The Mudcat Café TM
Thread #30374   Message #3679957
Posted By: Jim Dixon
25-Nov-14 - 01:21 PM
Thread Name: Lyr Req: Flood Blues (Sippie Wallace) + others
Subject: Lyr Add: FLOOD WATER BLUES (Casey Bill Weldon)
FLOOD WATER BLUES
As recorded by Casey Bill Weldon (as Levee Joe), 1936-03-25

[Part 1]

It's high water in the east, has flooded all that river town. (2x)
Ev'rybody's gettin' warnin' to go to the hills before the down(?)

So I caught a train; I got back home at the break of day.
Oh, I caught a train; got back home about the break of day.
I looked for my house; the river had taken my house away.

I rowed a boat across the river; the water was rough as it could be.
I rowed a boat across this river; water was rough as it could be.
I hear the women and children screamin', "Oo-hoo, please save poor me!"

And then I tried so hard to turn my boat around.
Then I tried so hard to turn my boat around.
But that water was so rough, it turned my boat upside down.

Oh, I was satisfied; I didn't have to moan and cry.
I was satisfied; I didn't have to moan and cry,
Because when I looked upstream, I seen that mule come swimmin' by.

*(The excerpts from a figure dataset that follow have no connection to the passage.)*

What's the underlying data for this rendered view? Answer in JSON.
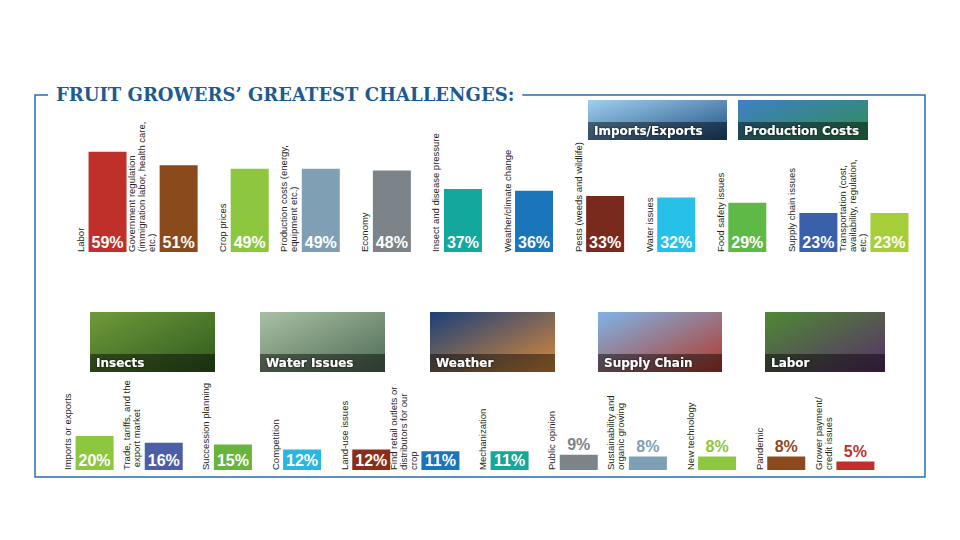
{
  "chart_data": [
    {
      "type": "bar",
      "title": "FRUIT GROWERS’ GREATEST CHALLENGES:",
      "categories": [
        "Labor",
        "Government regulation (immigration labor, health care, etc.)",
        "Crop prices",
        "Production costs (energy, equipment etc.)",
        "Economy",
        "Insect and disease pressure",
        "Weather/climate change",
        "Pests (weeds and wildlife)",
        "Water issues",
        "Food safety issues",
        "Supply chain issues",
        "Transportation (cost, availability, regulation, etc.)"
      ],
      "values": [
        59,
        51,
        49,
        49,
        48,
        37,
        36,
        33,
        32,
        29,
        23,
        23
      ],
      "value_labels": [
        "59%",
        "51%",
        "49%",
        "49%",
        "48%",
        "37%",
        "36%",
        "33%",
        "32%",
        "29%",
        "23%",
        "23%"
      ],
      "colors": [
        "#c0302a",
        "#8b4a1c",
        "#8dc63f",
        "#7f9fb5",
        "#7c8389",
        "#12a89d",
        "#1b75bb",
        "#7a2a1c",
        "#27c0e8",
        "#5fb947",
        "#3a5fab",
        "#a6ce39"
      ],
      "ylim": [
        0,
        60
      ],
      "grid": false,
      "tick_labels": false,
      "data_labels": true,
      "annotations": [
        "Imports/Exports",
        "Production Costs"
      ]
    },
    {
      "type": "bar",
      "categories": [
        "Imports or exports",
        "Trade, tariffs, and the export market",
        "Succession planning",
        "Competition",
        "Land-use issues",
        "Find retail outlets or distributors for our crop",
        "Mechanization",
        "Public opinion",
        "Sustainability and organic growing",
        "New technology",
        "Pandemic",
        "Grower payment/credit issues"
      ],
      "values": [
        20,
        16,
        15,
        12,
        12,
        11,
        11,
        9,
        8,
        8,
        8,
        5
      ],
      "value_labels": [
        "20%",
        "16%",
        "15%",
        "12%",
        "12%",
        "11%",
        "11%",
        "9%",
        "8%",
        "8%",
        "8%",
        "5%"
      ],
      "colors": [
        "#8dc63f",
        "#4b5ea6",
        "#6ab43e",
        "#29b6e0",
        "#8a2e1a",
        "#1b75bb",
        "#14a89a",
        "#7c8389",
        "#7f9fb5",
        "#8dc63f",
        "#8b4a1c",
        "#c0302a"
      ],
      "ylim": [
        0,
        60
      ],
      "grid": false,
      "tick_labels": false,
      "data_labels": true,
      "annotations": [
        "Insects",
        "Water Issues",
        "Weather",
        "Supply Chain",
        "Labor"
      ]
    }
  ]
}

I caught that mule and went swimmin' down the stream. (2x)
And I rode that mule, oo-hoo, to the nearest hill I seen.

[Part 2]

It was dark as midnight and ev'rything was still. (2x)
Thousand of people, oo-hoo, tryin' to make it to the hills.

I'm gonna tell you people the strangest thing I ever seen. (2x)
It was cats and dogs on housetops, oo-hoo, floatin' down the stream.

There was thousand o' people on the hills, didn't have no place stay.
There was thousand people on the hills, didn't have no place stay.
They was watchin' that water that was takin' their houses away.

It was cold and it's rainin'; some people didn't have shoes on their feet.
It was cold and it's rainin'; some people didn't have no shoes on their feet.
Women and children cryin', oo-hoo, because they didn't have a thing to eat.

I'm gonna build me a house in the mountains, in the highest mountain I know, (2x)
So I won't have to worry, oo-hoo, 'bout the high water and floods no mo'.